Search code examples
pythonpandastime-seriesholoviews

Holoviews: how to customize histogram for linked time series Curve plots


I am just getting started with Holoviews. My questions are on customizing histograms, but also I am sharing a complete example as it may be helpful for other newbies to look at, since the documentation for Holoviews is very thorough but can be overwhelming.

I have a number of time series in text files loaded as Pandas DataFrames where:

each file is for a specific location at each location about 10 time series were collected, each with about 15,000 points I am building a small interactive tool where a Selector can be used to choose the location / DataFrame, and then another Selector to pick 3 of 10 of the time series to be plotted together.

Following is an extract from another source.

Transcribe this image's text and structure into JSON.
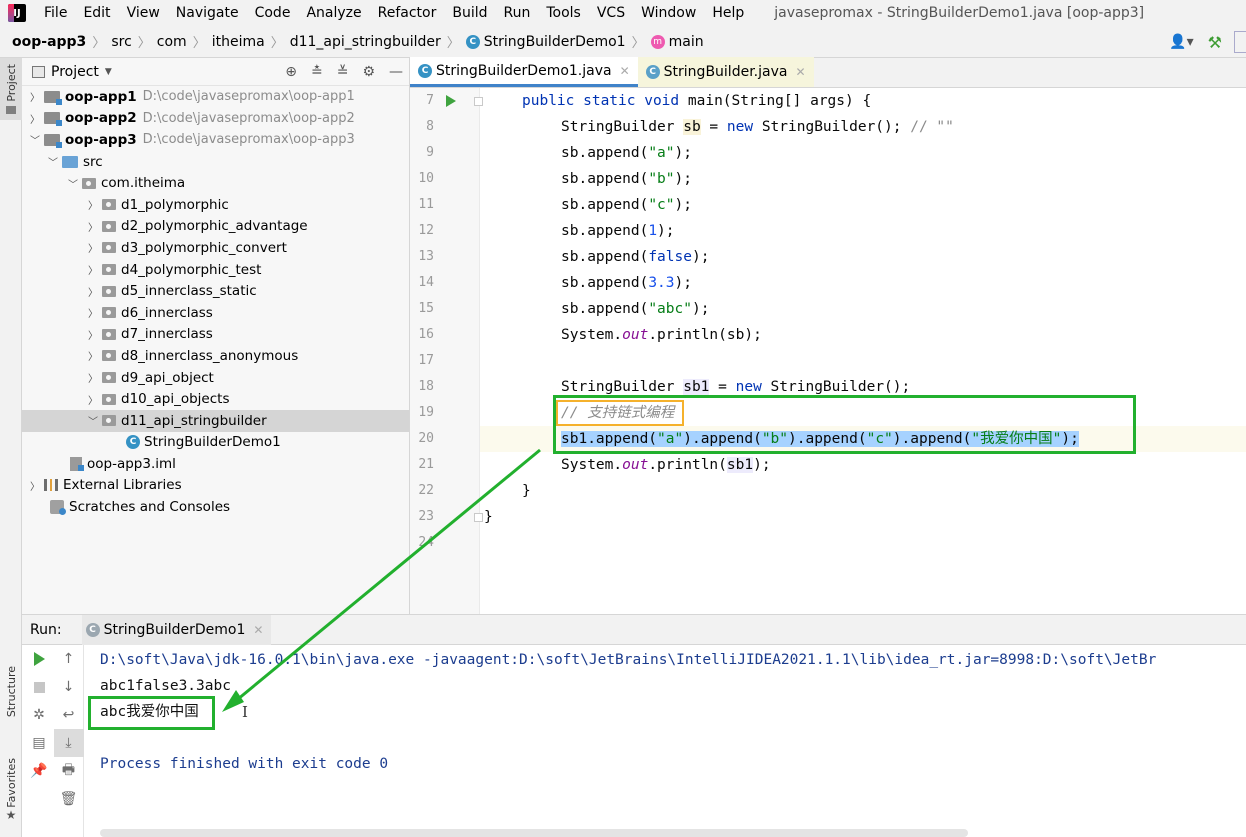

My goal is to allow linked zooms (both x and y scales). The questions and code will focus on this aspect of the tool. I cannot share the actual data I am using, unfortunately, as it is proprietary, but I have created 3 random walks with specific data ranges that are consistent with the actual data.

## preliminaries ##

import pandas as pd
import numpy as np
import holoviews as hv
from holoviews.util.transform import dim
from holoviews.selection import link_selections
from holoviews import opts
from holoviews.operation.datashader import shade, rasterize
import hvplot.pandas
hv.extension('bokeh', width=100)

## create random walks (one location) ##
data_df = pd.DataFrame()
npoints=15000
np.random.seed(71)
x = np.arange(npoints)
y1 = 1300+2.5*np.random.randn(npoints).cumsum()
y2 = 1500+2*np.random.randn(npoints).cumsum()
y3 = 3+np.random.randn(npoints).cumsum()
data_df.loc[:,'x'] = x
data_df.loc[:,'rand1'] = y1
data_df.loc[:,'rand2'] = y2
data_df.loc[:,'rand3'] = y3

This first block is just to plot the data and show how, by design, one of the random walks have different range from the other two:

data_df.hvplot(x='x',y=['rand1','rand2','rand3'],value_label='y',width=800,height=400)

hvplot

As a result, although hvplot subplots work out of the box (for linking), ranges are different so the scaling is not quite there:

data_df.hvplot(x='x',y=['rand1','rand2','rand3'], 
               value_label='y',subplots=True,width=800,height=200).cols(1)

subplots

So, my first attempt was to adapt the Python-based Points example from Linked brushing in the documentation:

colors = hv.Cycle('Category10').values
dims   = ['rand1', 'rand2', 'rand3']
layout = hv.Layout([
    hv.Points(data_df, dim).opts(color=c)
    for c, dim in zip(colors, [['x', d] for d in dims])
])
link_selections(layout).opts(opts.Points(width=1200, height=300)).cols(1)

Points

That is already an amazing result for a 20 minutes effort!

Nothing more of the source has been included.